Vers une transparence accrue de l’institution judiciaire : ouvrir enfin le débat!

Alors que l’idée du député Vincent Jeanbrun d’élire les juges agite le monde judiciaire1, la question qui se pose derrière cette proposition est peut-être moins celle de la politisation de la magistrature que celle, encore plus profonde, de sa transparence. Si la Justice est rendue « au nom du peuple français », pourquoi ce même peuple ne pourrait-il pas disposer d’indicateurs objectifs sur l’action de ceux qui décident de peines, d’acquittements, de relaxes ou de non-lieux, parfois en contradiction flagrante avec le sentiment d’équité populaire ? Dans un État de droit, la Justice est l’ultime rempart de la cohésion sociale. Or cette mission sacrée exige indépendance et responsabilité, deux principes aujourd’hui déséquilibrés.
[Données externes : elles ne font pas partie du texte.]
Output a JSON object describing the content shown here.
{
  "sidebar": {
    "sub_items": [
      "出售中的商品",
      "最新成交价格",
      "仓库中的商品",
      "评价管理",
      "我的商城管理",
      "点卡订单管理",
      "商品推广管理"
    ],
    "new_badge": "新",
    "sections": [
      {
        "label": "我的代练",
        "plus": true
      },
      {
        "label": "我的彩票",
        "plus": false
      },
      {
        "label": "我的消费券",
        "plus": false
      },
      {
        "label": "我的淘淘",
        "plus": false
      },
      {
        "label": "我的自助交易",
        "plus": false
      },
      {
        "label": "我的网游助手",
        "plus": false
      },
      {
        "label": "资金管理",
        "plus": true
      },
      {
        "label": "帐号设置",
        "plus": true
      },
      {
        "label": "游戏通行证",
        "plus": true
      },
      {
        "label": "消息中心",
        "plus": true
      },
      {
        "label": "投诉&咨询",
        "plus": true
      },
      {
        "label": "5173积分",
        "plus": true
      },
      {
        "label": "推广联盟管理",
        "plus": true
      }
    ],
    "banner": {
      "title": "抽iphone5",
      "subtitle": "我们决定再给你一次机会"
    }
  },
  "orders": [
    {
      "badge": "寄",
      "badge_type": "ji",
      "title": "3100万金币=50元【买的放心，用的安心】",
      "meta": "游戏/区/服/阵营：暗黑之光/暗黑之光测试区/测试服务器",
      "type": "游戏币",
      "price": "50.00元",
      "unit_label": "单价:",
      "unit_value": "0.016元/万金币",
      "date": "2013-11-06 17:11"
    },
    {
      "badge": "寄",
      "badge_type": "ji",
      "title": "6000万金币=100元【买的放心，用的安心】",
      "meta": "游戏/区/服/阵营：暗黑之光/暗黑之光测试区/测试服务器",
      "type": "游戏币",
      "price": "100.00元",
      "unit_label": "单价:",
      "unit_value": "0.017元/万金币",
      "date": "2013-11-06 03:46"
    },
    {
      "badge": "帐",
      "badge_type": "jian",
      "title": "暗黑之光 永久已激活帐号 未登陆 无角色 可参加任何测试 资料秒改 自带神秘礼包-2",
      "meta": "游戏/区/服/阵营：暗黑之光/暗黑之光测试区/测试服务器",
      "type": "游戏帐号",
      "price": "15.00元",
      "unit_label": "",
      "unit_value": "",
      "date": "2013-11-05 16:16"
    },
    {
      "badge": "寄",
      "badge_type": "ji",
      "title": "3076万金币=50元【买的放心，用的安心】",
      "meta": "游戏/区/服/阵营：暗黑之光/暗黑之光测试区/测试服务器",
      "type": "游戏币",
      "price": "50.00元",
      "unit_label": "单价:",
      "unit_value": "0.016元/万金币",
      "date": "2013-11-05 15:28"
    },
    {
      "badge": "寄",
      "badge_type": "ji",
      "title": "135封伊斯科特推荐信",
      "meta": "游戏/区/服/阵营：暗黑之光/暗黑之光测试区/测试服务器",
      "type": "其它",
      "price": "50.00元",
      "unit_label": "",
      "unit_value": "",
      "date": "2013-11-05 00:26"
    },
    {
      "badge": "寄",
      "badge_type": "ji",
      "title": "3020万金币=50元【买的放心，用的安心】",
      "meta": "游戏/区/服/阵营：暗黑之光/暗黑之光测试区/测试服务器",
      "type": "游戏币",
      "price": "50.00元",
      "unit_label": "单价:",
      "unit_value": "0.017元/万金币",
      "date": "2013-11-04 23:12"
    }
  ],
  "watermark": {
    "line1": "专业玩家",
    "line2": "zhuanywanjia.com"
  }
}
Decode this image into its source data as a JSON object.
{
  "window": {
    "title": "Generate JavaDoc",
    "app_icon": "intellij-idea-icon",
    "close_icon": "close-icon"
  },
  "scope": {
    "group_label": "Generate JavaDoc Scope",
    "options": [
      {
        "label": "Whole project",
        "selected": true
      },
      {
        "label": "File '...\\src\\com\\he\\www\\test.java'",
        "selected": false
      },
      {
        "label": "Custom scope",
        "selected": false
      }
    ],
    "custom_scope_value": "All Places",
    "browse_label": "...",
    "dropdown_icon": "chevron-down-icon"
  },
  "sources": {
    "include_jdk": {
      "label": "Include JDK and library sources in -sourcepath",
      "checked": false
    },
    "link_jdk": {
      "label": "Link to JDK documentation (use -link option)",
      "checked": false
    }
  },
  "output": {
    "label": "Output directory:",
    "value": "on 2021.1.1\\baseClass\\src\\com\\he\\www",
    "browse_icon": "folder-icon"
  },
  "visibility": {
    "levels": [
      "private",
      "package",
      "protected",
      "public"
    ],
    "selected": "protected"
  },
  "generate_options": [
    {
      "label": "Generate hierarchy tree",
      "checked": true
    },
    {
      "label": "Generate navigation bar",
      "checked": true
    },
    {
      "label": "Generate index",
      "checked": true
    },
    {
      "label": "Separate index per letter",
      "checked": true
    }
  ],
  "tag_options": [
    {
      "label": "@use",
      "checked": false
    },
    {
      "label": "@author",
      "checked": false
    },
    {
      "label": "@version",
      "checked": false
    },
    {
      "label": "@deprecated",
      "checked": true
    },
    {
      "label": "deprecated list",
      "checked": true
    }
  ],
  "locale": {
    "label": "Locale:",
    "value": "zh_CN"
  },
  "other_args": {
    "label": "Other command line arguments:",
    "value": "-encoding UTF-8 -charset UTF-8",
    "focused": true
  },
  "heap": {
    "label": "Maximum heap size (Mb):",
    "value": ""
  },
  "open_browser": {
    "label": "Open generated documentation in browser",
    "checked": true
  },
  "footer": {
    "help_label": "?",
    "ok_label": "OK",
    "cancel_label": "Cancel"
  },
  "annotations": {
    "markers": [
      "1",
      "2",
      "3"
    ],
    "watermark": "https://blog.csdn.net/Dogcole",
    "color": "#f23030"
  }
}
Des juges hors de tout contrôle effectif ?

Rappelons une évidence trop souvent négligée : les magistrats sont, en pratique, des fonctionnaires. À ce titre, ils bénéficient de garanties statutaires quasi-inattaquables : emploi à vie, retraite de la fonction publique, impossibilité ou quasi-impossibilité de révocation sauf faute disciplinaire grave… Autant de protections nécessaires à leur indépendance, certes, mais qui posent tout de même question lorsque l’idéologie ou le laxisme s’invitent dans le prétoire.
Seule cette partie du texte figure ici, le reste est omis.